On top of the world: In performances that promise to be even more spine-chillingly haunting than when it was presented as an animated film back in July of 2021, Opera Parallèle is dusting off its unique production of “Everest,” an opera about the fatal 1996 mountain climbing expedition that was immortalized in Jon Krakauer’s best-selling work “Into Thin Air.”

Opera Parallèle is offering a new immersive live production, accompanied by graphic novel imagery, of “Everest,” which describes a fatal mountain climbing expedition in 1996. (Photo courtesy Opera Parallèle)

Composed by Joby Talbot to a libretto by Gene Scheer, the 68-minute work is sung prerecorded by a superb cast that includes Sasha Cooke, Hadleigh Adams and Shawnette Sulker but presented visually entirely with the kind of imagery you are used to seeing in graphic novels. These performances are designed to be totally immersive, with the audiences thrust directly into the action. (And they are encouraged to dress all in white to enhance the experience.)

Opera Parallèle general director Nicole Paiement conducts the score (and she will be giving the opera its British premiere with the BBC Symphony at the Barbican Centre in London in June.) Public performances take place at the Z Space, 450 Florida St. in San Francisco, beginning at 7:30 p.m. Saturday with seven repeats through Feb. 12. You can find tickets, priced from $20 to $75, at www.zspace.org/everest


Composer Gabriel Kahane’s song cycle “emergency shelter intake form” receives its San Francisco premiere in Davies Hall on Thursday and Friday. (Photo by Jason Quigley)

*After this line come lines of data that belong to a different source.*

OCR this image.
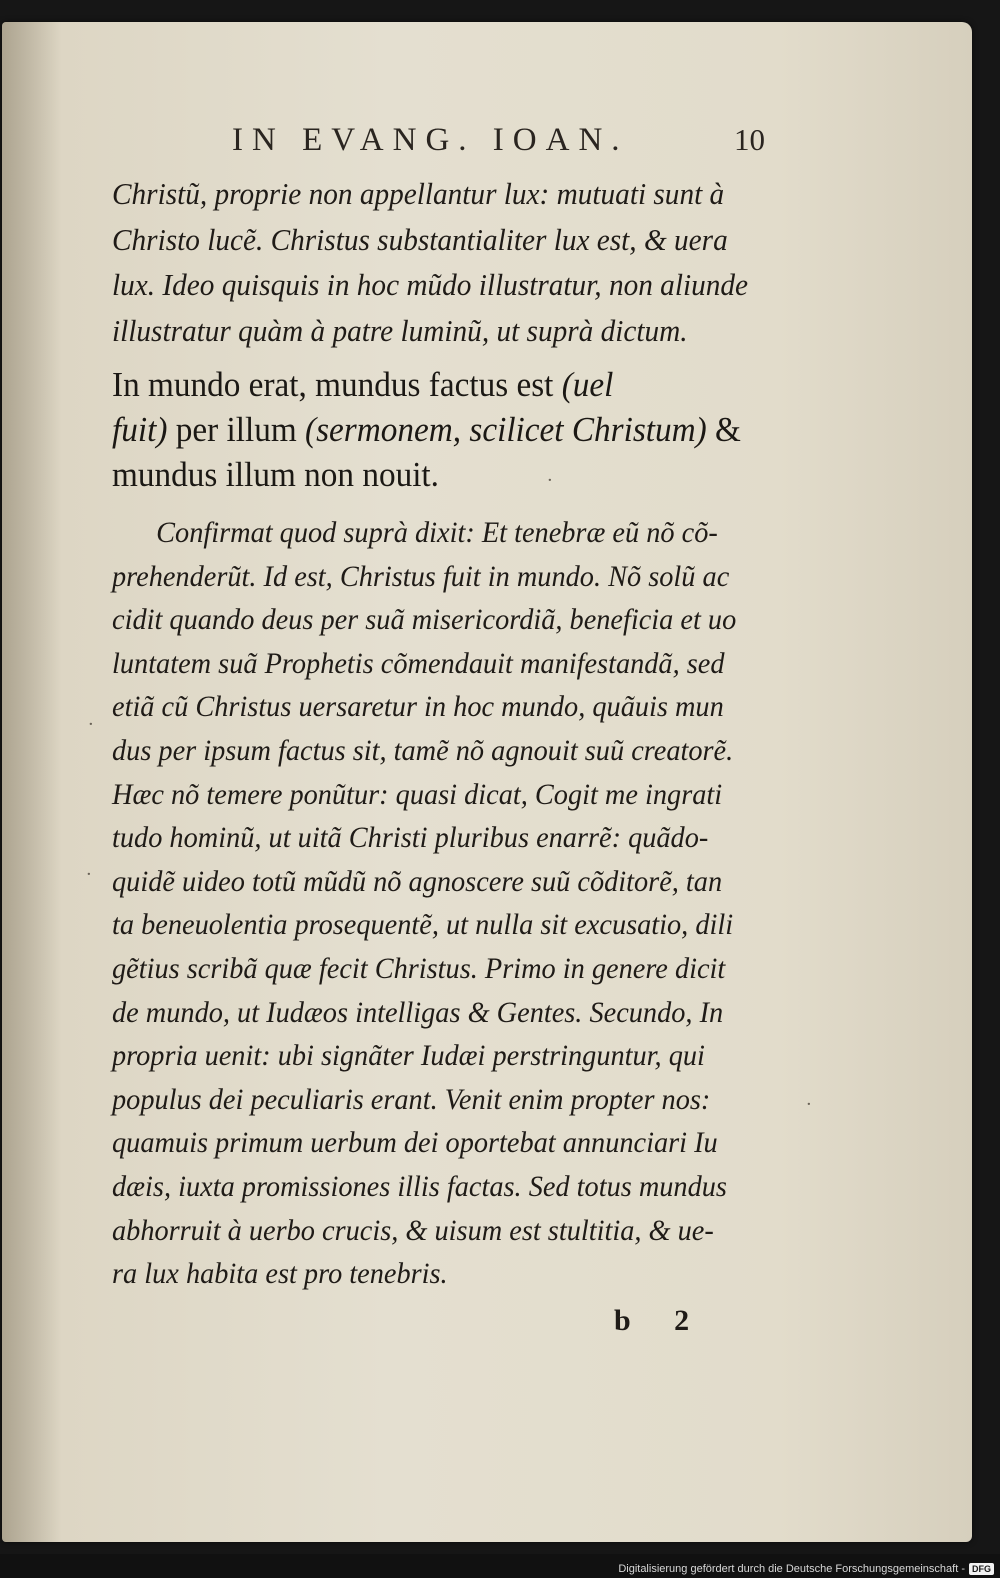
IN EVANG. IOAN.	10
Christũ, proprie non appellantur lux: mutuati sunt à
Christo lucẽ. Christus substantialiter lux est, & uera
lux. Ideo quisquis in hoc mũdo illustratur, non aliunde
illustratur quàm à patre luminũ, ut suprà dictum.
In mundo erat, mundus factus est (uel
fuit) per illum (sermonem, scilicet Christum) &
mundus illum non nouit.
Confirmat quod suprà dixit: Et tenebræ eũ nõ cõ-
prehenderũt. Id est, Christus fuit in mundo. Nõ solũ ac
cidit quando deus per suã misericordiã, beneficia et uo
luntatem suã Prophetis cõmendauit manifestandã, sed
etiã cũ Christus uersaretur in hoc mundo, quãuis mun
dus per ipsum factus sit, tamẽ nõ agnouit suũ creatorẽ.
Hæc nõ temere ponũtur: quasi dicat, Cogit me ingrati
tudo hominũ, ut uitã Christi pluribus enarrẽ: quãdo-
quidẽ uideo totũ mũdũ nõ agnoscere suũ cõditorẽ, tan
ta beneuolentia prosequentẽ, ut nulla sit excusatio, dili
gẽtius scribã quæ fecit Christus. Primo in genere dicit
de mundo, ut Iudæos intelligas & Gentes. Secundo, In
propria uenit: ubi signãter Iudæi perstringuntur, qui
populus dei peculiaris erant. Venit enim propter nos:
quamuis primum uerbum dei oportebat annunciari Iu
dæis, iuxta promissiones illis factas. Sed totus mundus
abhorruit à uerbo crucis, & uisum est stultitia, & ue-
ra lux habita est pro tenebris.
b 2
·
·
·
·
Digitalisierung gefördert durch die Deutsche Forschungsgemeinschaft - DFG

Unhoused in America: Guest conductor Edwin Outwater and the San Francisco Symphony bring the seemingly intractable challenges of inequality and homelessness to the forefront Thursday and Friday nights in Davies Hall with the local premiere of composer and vocalist Gabriel Kahane’s “emergency shelter intake form,” a song cycle that bases its libretto on the bureaucratic questionnaire that those seeking shelter are typically confronted with.

Mezzo-soprano Alicia Hall Moran is the voice of the questionnaire, and vocalists Kahane, Kristen Toedtman and Holcombe Waller perform as a “Chorus of Inconvenient Statistics.”

The final movement of the cycle features a community chorus made up of members of San Francisco’s Community Music Center and, fittingly enough, the Skywatchers, a Tenderloin-based organization that brings artists and residents of that neighborhood together.

The program will also feature young soloist Conrad Tao, performing George Gershwin’s Piano Concerto in F. The concerts take place at 7:30 p.m. both evenings; tickets, $35-$135, are at sfsymphony.org and 415-864-6000.